Y entonces... Ippo pierde.

Ippo no tiene fuerzas. Ippo esta roto, sabe que no puede continuar y sólo quiere enseñarle al entrenador ese nuevo Dempsey en acción. Y ni siquiera eso consigue. 

¿POR QUÉ?

Puedo entender, y de hecho creo que todos sabemos que era inevitable, que Morikawa tenía que acabar la serie, pero el modelo de Kübler-Ross me permite pasar a la ira, que ahora mismo me parece mucho más gratificante ¿por qué hacerlo de una forma tan cruel? ¿por que hacerlo de una forma que traiciona tanto el espíritu mismo de toda la obra?
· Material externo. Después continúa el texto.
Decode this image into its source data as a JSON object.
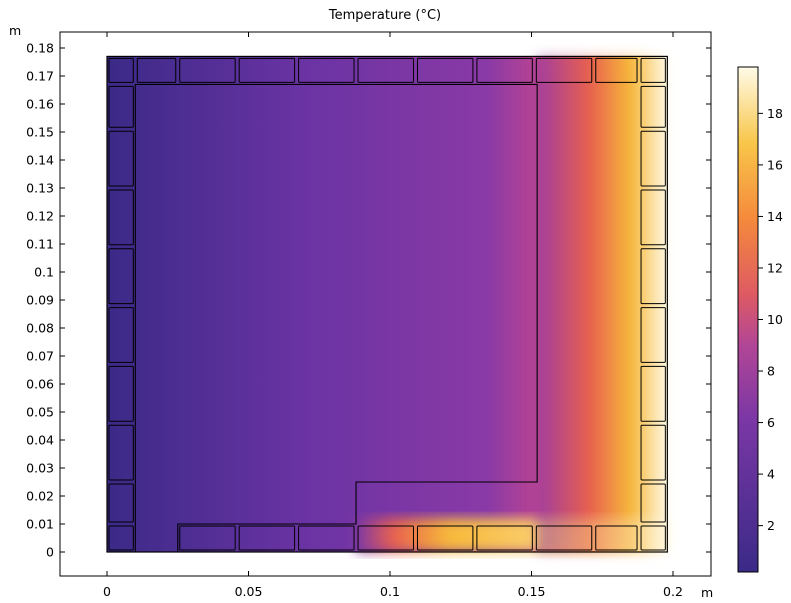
{
  "chart_data": {
    "type": "heatmap",
    "title": "Temperature (°C)",
    "x_unit": "m",
    "y_unit": "m",
    "xlim": [
      -0.016,
      0.214
    ],
    "ylim": [
      -0.008,
      0.184
    ],
    "x_ticks": [
      "0",
      "0.05",
      "0.1",
      "0.15",
      "0.2"
    ],
    "x_tick_values": [
      0,
      0.05,
      0.1,
      0.15,
      0.2
    ],
    "y_ticks": [
      "0",
      "0.01",
      "0.02",
      "0.03",
      "0.04",
      "0.05",
      "0.06",
      "0.07",
      "0.08",
      "0.09",
      "0.1",
      "0.11",
      "0.12",
      "0.13",
      "0.14",
      "0.15",
      "0.16",
      "0.17",
      "0.18"
    ],
    "y_tick_values": [
      0,
      0.01,
      0.02,
      0.03,
      0.04,
      0.05,
      0.06,
      0.07,
      0.08,
      0.09,
      0.1,
      0.11,
      0.12,
      0.13,
      0.14,
      0.15,
      0.16,
      0.17,
      0.18
    ],
    "colorbar": {
      "ticks": [
        "2",
        "4",
        "6",
        "8",
        "10",
        "12",
        "14",
        "16",
        "18"
      ],
      "tick_values": [
        2,
        4,
        6,
        8,
        10,
        12,
        14,
        16,
        18
      ],
      "range": [
        0.2,
        19.8
      ]
    },
    "colors": {
      "cold": "#3b2a87",
      "mid": "#8a3aa6",
      "warm": "#e8604f",
      "hot": "#f7b93a",
      "hottest": "#fffbe8"
    },
    "domain": {
      "outer": [
        0,
        0,
        0.198,
        0.177
      ],
      "inner_region": [
        [
          0.01,
          0.0
        ],
        [
          0.01,
          0.167
        ],
        [
          0.152,
          0.167
        ],
        [
          0.152,
          0.025
        ],
        [
          0.088,
          0.025
        ],
        [
          0.088,
          0.01
        ],
        [
          0.025,
          0.01
        ],
        [
          0.025,
          0.0
        ]
      ]
    },
    "temperature_samples": [
      {
        "x": 0.0,
        "y": 0.09,
        "value": 1.5
      },
      {
        "x": 0.05,
        "y": 0.09,
        "value": 4
      },
      {
        "x": 0.1,
        "y": 0.09,
        "value": 5.5
      },
      {
        "x": 0.15,
        "y": 0.09,
        "value": 8.5
      },
      {
        "x": 0.17,
        "y": 0.09,
        "value": 14
      },
      {
        "x": 0.19,
        "y": 0.09,
        "value": 19
      },
      {
        "x": 0.1,
        "y": 0.005,
        "value": 14
      },
      {
        "x": 0.17,
        "y": 0.005,
        "value": 19
      }
    ]
  }
}
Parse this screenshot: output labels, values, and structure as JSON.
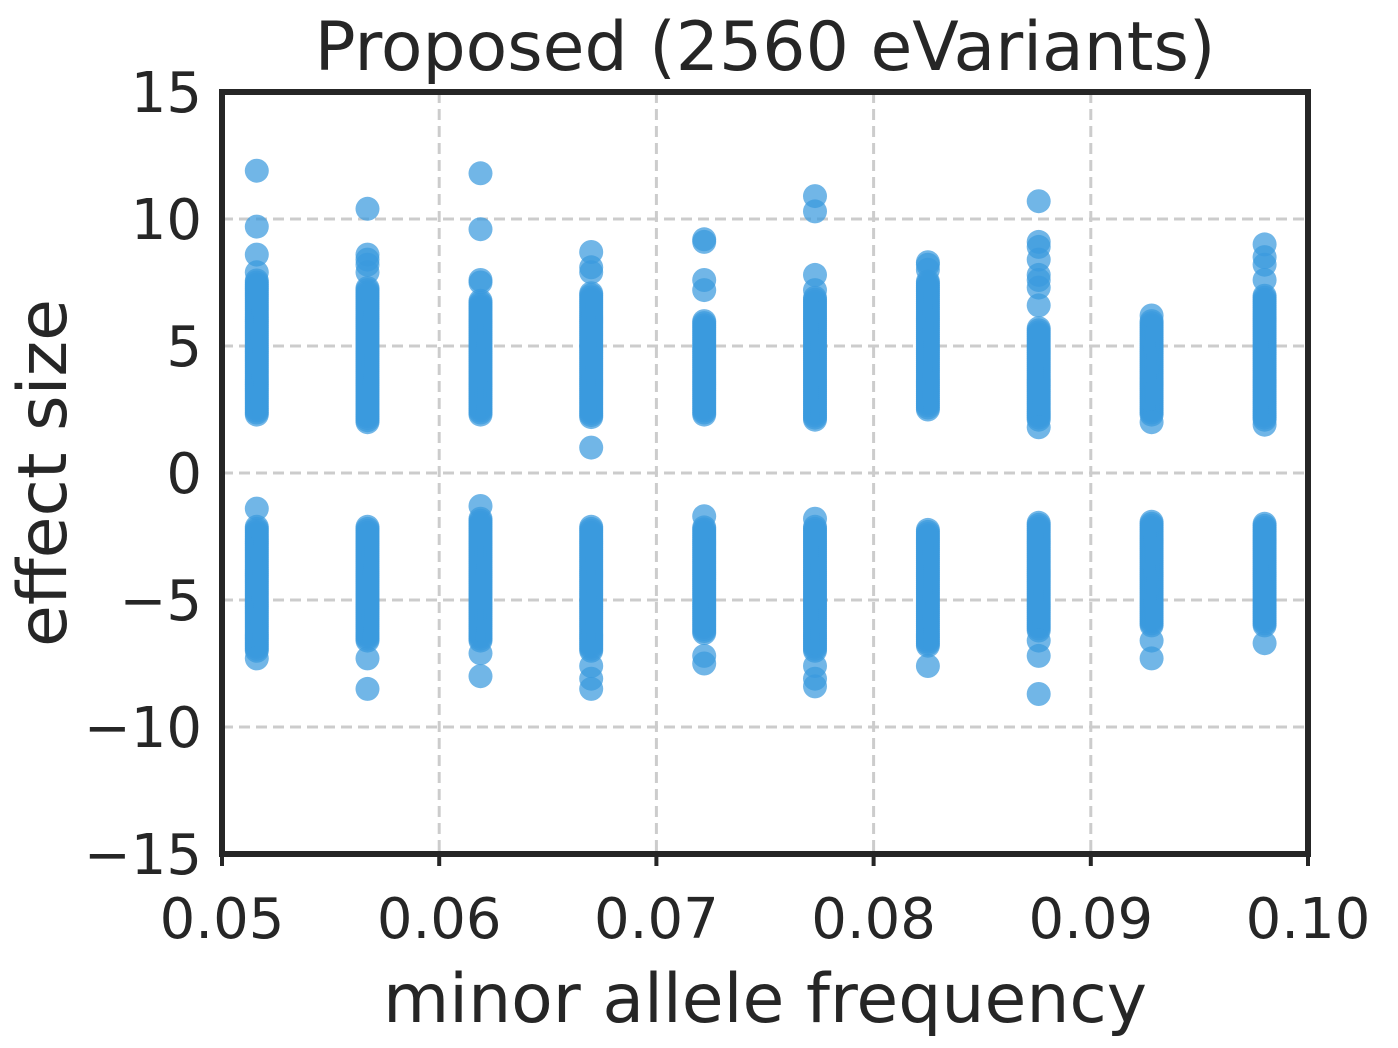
{
  "chart_data": {
    "type": "scatter",
    "title": "Proposed (2560 eVariants)",
    "xlabel": "minor allele frequency",
    "ylabel": "effect size",
    "xlim": [
      0.05,
      0.1
    ],
    "ylim": [
      -15,
      15
    ],
    "xticks": [
      "0.05",
      "0.06",
      "0.07",
      "0.08",
      "0.09",
      "0.10"
    ],
    "xtick_values": [
      0.05,
      0.06,
      0.07,
      0.08,
      0.09,
      0.1
    ],
    "yticks": [
      "15",
      "10",
      "5",
      "0",
      "−5",
      "−10",
      "−15"
    ],
    "ytick_values": [
      15,
      10,
      5,
      0,
      -5,
      -10,
      -15
    ],
    "grid": true,
    "grid_style": "dashed",
    "point_color": "#3a9ade",
    "point_opacity": 0.72,
    "columns": [
      {
        "x": 0.0516,
        "positive_range": [
          2.3,
          7.6
        ],
        "positive_outliers": [
          11.9,
          9.7,
          8.6,
          7.9
        ],
        "negative_range": [
          -7.0,
          -2.1
        ],
        "negative_outliers": [
          -1.4,
          -7.3
        ]
      },
      {
        "x": 0.0567,
        "positive_range": [
          2.0,
          7.3
        ],
        "positive_outliers": [
          10.4,
          8.6,
          8.4,
          8.2,
          7.9
        ],
        "negative_range": [
          -6.6,
          -2.1
        ],
        "negative_outliers": [
          -7.3,
          -8.5
        ]
      },
      {
        "x": 0.0619,
        "positive_range": [
          2.3,
          6.8
        ],
        "positive_outliers": [
          11.8,
          9.6,
          7.6,
          7.5
        ],
        "negative_range": [
          -6.6,
          -1.8
        ],
        "negative_outliers": [
          -1.3,
          -7.1,
          -8.0
        ]
      },
      {
        "x": 0.067,
        "positive_range": [
          2.2,
          7.1
        ],
        "positive_outliers": [
          8.7,
          8.1,
          7.9,
          1.0
        ],
        "negative_range": [
          -7.0,
          -2.1
        ],
        "negative_outliers": [
          -7.6,
          -8.1,
          -8.5
        ]
      },
      {
        "x": 0.0722,
        "positive_range": [
          2.3,
          6.0
        ],
        "positive_outliers": [
          9.2,
          9.1,
          7.6,
          7.2
        ],
        "negative_range": [
          -6.3,
          -2.1
        ],
        "negative_outliers": [
          -1.7,
          -7.2,
          -7.5
        ]
      },
      {
        "x": 0.0773,
        "positive_range": [
          2.1,
          6.9
        ],
        "positive_outliers": [
          10.9,
          10.3,
          7.8,
          7.2
        ],
        "negative_range": [
          -7.0,
          -2.1
        ],
        "negative_outliers": [
          -1.8,
          -7.6,
          -8.1,
          -8.4
        ]
      },
      {
        "x": 0.0825,
        "positive_range": [
          2.5,
          7.6
        ],
        "positive_outliers": [
          8.3,
          8.2,
          8.0
        ],
        "negative_range": [
          -6.8,
          -2.2
        ],
        "negative_outliers": [
          -7.6
        ]
      },
      {
        "x": 0.0876,
        "positive_range": [
          2.1,
          5.7
        ],
        "positive_outliers": [
          10.7,
          9.1,
          8.9,
          8.4,
          7.8,
          7.6,
          7.3,
          6.6,
          1.8
        ],
        "negative_range": [
          -6.2,
          -1.9
        ],
        "negative_outliers": [
          -6.6,
          -7.2,
          -8.7
        ]
      },
      {
        "x": 0.0928,
        "positive_range": [
          2.3,
          6.0
        ],
        "positive_outliers": [
          6.2,
          2.0
        ],
        "negative_range": [
          -6.0,
          -1.9
        ],
        "negative_outliers": [
          -6.6,
          -7.3
        ]
      },
      {
        "x": 0.098,
        "positive_range": [
          2.1,
          7.0
        ],
        "positive_outliers": [
          9.0,
          8.5,
          8.2,
          7.6,
          1.9
        ],
        "negative_range": [
          -6.0,
          -2.0
        ],
        "negative_outliers": [
          -6.7
        ]
      }
    ]
  }
}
Tenemos el tema de la preparación para este final. El síndrome del punch drunk siempre ha estado en la serie como amenaza. Obvio, es algo real, y además es muy dramático, y joder... Ashita no Joe. Me ha gustado que en cierta manera se le da la razón a Miguel, porque es un personaje que siempre me ha caído muy bien, pero... NO TIENE SENTIDO. Vamos a ver, uno entiende que Ippo recibiera muchos golpes, era ridículo pero entiendo que -por mucho que llegado un momento fuera contraproducente- era el recurso de Morikawa para dar emoción y demostrar lo duro que es ese mundo. Creo que llegado un momento, con Ippo como un campeón, esto era absurdo, creo que era un fallo bastante obvio, esto no daba emoción a los combates porque todos sabíamos que nada se iba a decidir en el asalto 2 por mucho que el comentarista lo gritase, sólo servía para alargar hasta lo indecible unos combates que hacía mucho que habían caído en esa espiral de los shonnen que obliga a que cada enfrentamiento sea más largo que el anterior. Todo esto era un problema de la serie, del manga, que destrozaba el ritmo y disparaba el número de capítulos. La absurdez de que pracitcamente fueramos a un combate por año imposibilitaba que ver el final de la serie fuera viable, como también hacía que no tuvieramos empatía por los nuevos personajes o que estos no pudieran reutilizarse ya que no había siquiera tiempo para utilizar la decena de personajes establecidos en los primeros centenares de capítulos. Todo esto es un fallo de Morikawa, y es un fallo muy importante, quizás el más importante de toda la serie. Pero generaron otro fallo, un fallo que argumentalmente es monstruosamente grande. Kamogawa es un entrenador de boxeo, un entrenador al que le ha caído del cielo Takamura, pero que uno entiende que tiene un mínimo de calidad porque si no Miyata no estaría con él al principio de la serie, y el hombre tiene a su mejor amigo retirado en las montañas porque las peleas de boxeo le han dejado tonto (vale, si, fue el puño del conejo, fue a tración, yankis malos, japos buenos, blah, blah... todas las excusas que se quieran poner) PERO GRANDISIMO IMBECIL ¿VES QUE A TU MEJOR DISCIPULO POR AQUELLO DE SER INFIGHTER LE DAN TODOS LOS DIAS TROPOCIENTOS PUÑETAZOS Y NO TE SE OCURRE INTENTAR CAMBIAR ALGO SU ESTILO PARA QUE NO SE QUEDE TONTO COMO TU MEJOR AMIGO? No tiene sentido. Kamogawa no podía estar tan ciego, su obsesión por el título no es tan grande como la de Takamura.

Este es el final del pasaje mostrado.